Talk of reusing Charity Hospital building is familiar to preservationists

Since Charity Hospital was abandoned after Hurricane Katrina, it seems like everyone has come forward with a plan for the adaptive reuse of the Art Deco masterpiece. And yet eight years later it stands empty. Mayor Mitch Landrieu wants to put City Hall and Civil District Court in the building, though he hasn’t gotten the judges to agree. The Lens solicited the views of our readers and city leaders; over the next several days we are publishing edited versions of their ideas. Post your reactions in the comments below each story.

While preservationists are relieved that New Orleans is finally considering the adaptive reuse of Charity Hospital, the lingering irony is not lost on the community, which was repeatedly told after Hurricane Katrina that the building was in terrible shape and could not be reused because of its flooded basement. Many said it should have been demolished shortly after the storm to end the debate.

Luckily, through the work of the Foundation for Historical Louisiana, the National Trust for Historic Preservation, Smart Growth for Louisiana, Louisiana Landmarks Society, Louisiana Justice Institute, and many other groups and citizens, the building is still standing today and finally the focus of discussion about its rehabilitation.

However, it is a little early to celebrate the announcement that Mayor Mitch Landrieu envisions the iconic Charity Hospital building as a civic center. This is not the first time we have heard a New Orleans mayor announce plans for a new City Hall. In May 2009, then-Mayor Ray Nagin presented his plan to move City Hall into the former Chevron Building in the Central Business District. Nagin’s plan never got off the ground. And although Landrieu’s new plan appears to be the best of all possibilities for Charity, it is still only a notion at this point.

The flaw with the current plan is that it relies on the Civil District Court also moving into the Charity building, along with the revenue stream that the Court brings. The judges have said that will not happen.

Back in 2010, the Civil District Court judges received approval from the Louisiana Legislature to build a new, stand-alone courthouse – near the current City Hall. The Legislature also allowed the court to add a surcharge on filing fees to be dedicated to a fund for the much-needed new courthouse, thus providing the judges with their own stream of revenue. In 2010, Mayor Landrieu even wrote a letter of support to the Supreme Court Chief Justice fully endorsing the court’s plan to build on Duncan Plaza. Now the mayor wants to change direction and force the judges into the Charity building against their will. It seems the city needs the guaranteed funding stream the courts can provide for the Charity Hospital Civic Center to become a reality.

Additionally, studies presented by the judges say the layout and column system of Charity do not allow for the lines of sight required for courtrooms.

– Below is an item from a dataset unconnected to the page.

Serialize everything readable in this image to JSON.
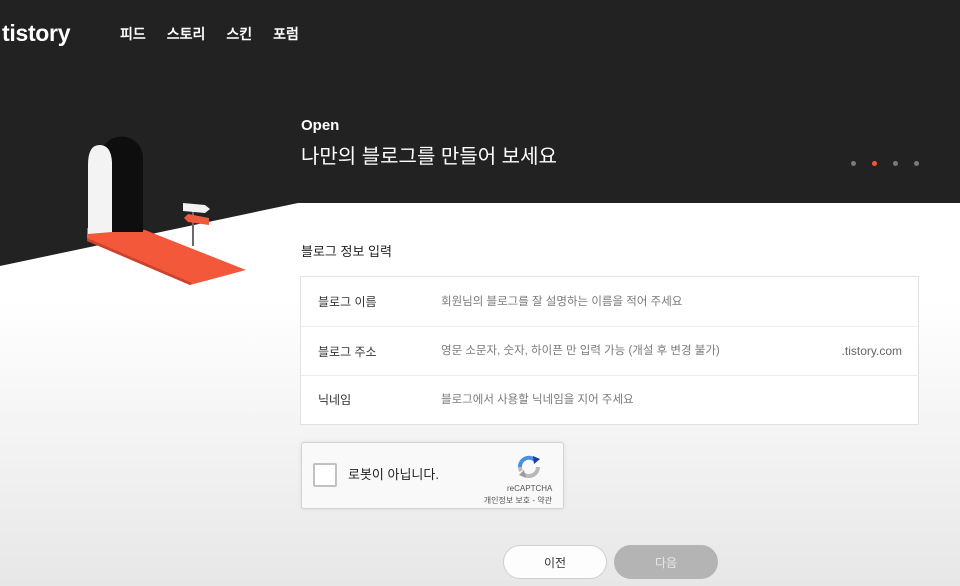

Although the building may not be suited for courts, it was eminently suited for reuse as a state-of-the-art hospital.

In Katrina’s aftermath, many fought to keep medical services in Charity, but were told that medical reuse of the building was simply not possible. Ironies abound today as talks emerge of using the building for medical support services. Nothing would be more appropriate for a building built to serve as a medical hospital and located in the Medical Historic District to be used for medical purposes.

There are discussions for reusing part of the building for research on neuroscience as well as hyperbaric medicine. A recent news story indicating that Delgado Charity School of Nursing is considering using a portion of the building seems most appropriate and deserving, particularly since the Charity School of Nursing Alumni Association was a strong supporter of the Foundation for Historical Louisiana study and efforts to reuse Charity Hospital.

In 2008, the Foundation for Historical Louisiana raised $600,000 to carry out a request from the Louisiana Legislature to study the feasibility of reusing Charity Hospital after Hurricane Katrina flooded the basement. The FHL study not only showed that Charity was structurally sound, but that it could be gutted down to the 1938 limestone shell and rebuilt with a state-of-the-art hospital inside that met all the programmatic needs of the proposed new hospital construction plan.

Furthermore, reusing Charity could have returned healthcare and jobs back to New Orleans in three years of construction time – while saving $283 million in the cost of the hospital construction alone. The National Trust for Historic Preservation joined the Foundation for Historical Louisiana to lead the preservation and economic development battle to reuse Charity Hospital and to save the historic neighborhood slated for demolition for the construction of a new medical complex. The cry of the preservation community was “Faster, Cheaper, Less Destruction.”

The story is far from over – and the future of the Charity Hospital building is still not secure. But at least there is renewed discussion about the historic building, which gives preservationists hope that it will be rehabilitated and used once more. Of course, these developments also open the door to what could be the next preservation battle – the future of New Orleans’ current City Hall, a fine example of mid-century modern architecture. We will need to all stay tuned and stay vigilant.

Sandra Stokes is vice president of the Louisiana Landmarks Society and a board member of the Foundation for Historical Louisiana. 

Walter Gallas is executive director of the Louisiana Landmarks Society and former field office director for the National Trust for Historic Preservation.

This column was adapted from a longer article published by the National Trust.